Дедушка был первым, кто принял Кёко на руки даже вперёд повитух, суетившихся с горячими полотенцами, вымоченными в рисовой водке, вокруг роженицы. Он же и унёс Кёко, этот скрюченный клейкий свёрток, которым она тогда была, из комнаты, чтобы мать не слышала звенящей тишины, что воцарилась в комнате вместо торжественных звуков рождения. Кёко не заплакала, как плачут все дети, делая первый вздох, потому что не было этого вздоха: пуповина обвилась вокруг шеи так туго, что попросту не оставила для него места. Холодной была кожа Кёко, синюшной и чешуйчатой, в запёкшихся багряных сгустках. Примчавшийся дедушка не дал её ни разглядеть, ни вытереть – побежал затем в оружейную и там бросил Кёко на стол, чтобы перерезать кольца задушившей её пуповины фамильным мечом Кусанаги-но цуруги. Словно надеялся обернуть против смерти мощь и ярость десяти тысяч мононоке, заключённых в него. Но с чего бы им, злым духам, насильно отправленным на покой, да так и не обретшим его, помогать младенцу?
И Кёко осталась мёртвой.
Такой она пробыла даже дольше, чем ушло у её дедушки, Ёримасы, на то, чтобы вырезать из дерева сакаки фигурку священной лани, стерегущую теперь домашний алтарь. А выреза́л он её очень старательно, надеясь тем самым умилостивить богов, когда у его невестки начались схватки. То случилось в девятый день девятого месяца года. Словом, всё с самого начала предвещало новорождённому одни лишь страдания[1]. Не найти худшего времени, чтобы привести в мир ребёнка – даже женщина-о́ни[2] и та бы стиснула зубы, но протерпела до следующего утра.
Невестка старого Ёримасы, однако, стерпеть не смогла. Разродилась, как назло, быстро, ещё и в час Быка, около двух часов ночи, когда правят сплошь тёмные силы. Повитухи даже кадки с водой натаскать не успели, только на корточки её усадили и помогли схватиться за крепления под потолком, чтобы не завалилась[3].
Ладонь у Ёримасы совсем огрубела после долгих лет обращения с мечом, и кожа Кёко сразу пошла мозолями там, где он остервенело растирал её узкую грудку.
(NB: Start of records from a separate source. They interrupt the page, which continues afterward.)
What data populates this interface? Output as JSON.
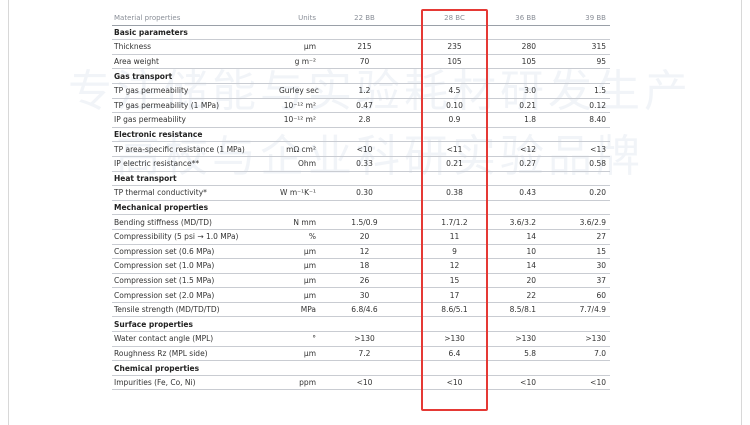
{
  "watermark": [
    "专注储能与实验耗材研发生产",
    "高校与企业科研实验品牌"
  ],
  "table": {
    "header": [
      "Material properties",
      "Units",
      "22 BB",
      "28 BC",
      "36 BB",
      "39 BB"
    ],
    "rows": [
      {
        "section": "Basic parameters"
      },
      [
        "Thickness",
        "µm",
        "215",
        "235",
        "280",
        "315"
      ],
      [
        "Area weight",
        "g m⁻²",
        "70",
        "105",
        "105",
        "95"
      ],
      {
        "section": "Gas transport"
      },
      [
        "TP gas permeability",
        "Gurley sec",
        "1.2",
        "4.5",
        "3.0",
        "1.5"
      ],
      [
        "TP gas permeability (1 MPa)",
        "10⁻¹² m²",
        "0.47",
        "0.10",
        "0.21",
        "0.12"
      ],
      [
        "IP gas permeability",
        "10⁻¹² m²",
        "2.8",
        "0.9",
        "1.8",
        "8.40"
      ],
      {
        "section": "Electronic resistance"
      },
      [
        "TP area-specific resistance (1 MPa)",
        "mΩ cm²",
        "<10",
        "<11",
        "<12",
        "<13"
      ],
      [
        "IP electric resistance**",
        "Ohm",
        "0.33",
        "0.21",
        "0.27",
        "0.58"
      ],
      {
        "section": "Heat transport"
      },
      [
        "TP thermal conductivity*",
        "W m⁻¹K⁻¹",
        "0.30",
        "0.38",
        "0.43",
        "0.20"
      ],
      {
        "section": "Mechanical properties"
      },
      [
        "Bending stiffness (MD/TD)",
        "N mm",
        "1.5/0.9",
        "1.7/1.2",
        "3.6/3.2",
        "3.6/2.9"
      ],
      [
        "Compressibility (5 psi → 1.0 MPa)",
        "%",
        "20",
        "11",
        "14",
        "27"
      ],
      [
        "Compression set (0.6 MPa)",
        "µm",
        "12",
        "9",
        "10",
        "15"
      ],
      [
        "Compression set (1.0 MPa)",
        "µm",
        "18",
        "12",
        "14",
        "30"
      ],
      [
        "Compression set (1.5 MPa)",
        "µm",
        "26",
        "15",
        "20",
        "37"
      ],
      [
        "Compression set (2.0 MPa)",
        "µm",
        "30",
        "17",
        "22",
        "60"
      ],
      [
        "Tensile strength (MD/TD/TD)",
        "MPa",
        "6.8/4.6",
        "8.6/5.1",
        "8.5/8.1",
        "7.7/4.9"
      ],
      {
        "section": "Surface properties"
      },
      [
        "Water contact angle (MPL)",
        "°",
        ">130",
        ">130",
        ">130",
        ">130"
      ],
      [
        "Roughness Rz (MPL side)",
        "µm",
        "7.2",
        "6.4",
        "5.8",
        "7.0"
      ],
      {
        "section": "Chemical properties"
      },
      [
        "Impurities (Fe, Co, Ni)",
        "ppm",
        "<10",
        "<10",
        "<10",
        "<10"
      ]
    ]
  }
}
Будто высечь искры из неё пытался. Рёбра, ещё мягкие, податливые, как тесто, гнулись под заскорузлыми пальцами, едва не ломаясь. Сломался бы и сам стол, приложи Ёримаса хоть чуточку больше усилий. Он ворочал щуплого младенца с боку на бок, тряс, как зонтик после дождя, хлопал по спине, насильно вталкивая человеческий жар в то, что самими богами не было для него предназначено. Всё потому, что Ёримаса верил свято: даже богов можно переубедить. Особенно если ты всю жизнь положил к ногам мёртвых, чтобы даровать покой живым.
Вот он и не сдавался.
Подпрыгнул несколько раз перед столом, отбил пяткой по полу, хлопнул в ладоши, привлекая внимание небес, как делали в храмах, и трижды воскликнул:
– Идзанами, Идзанами, Идзанами!
Только она, решил Ёримаса, способна здесь помочь. Только она может вмешаться, снова зажечь в Кёко то, что остальные боги, её дети, затушили. Ибо и сама Идзанами мать, породившая восемь миллионов ками и всех людей. А как мать может не откликнуться на слёзы и скорбь другой матери? Те были слышны Ёримасе и фигуркам на алтаре даже сквозь дюжину сёдзи[4], разделявших его оружейную со спальней и родильным ложем.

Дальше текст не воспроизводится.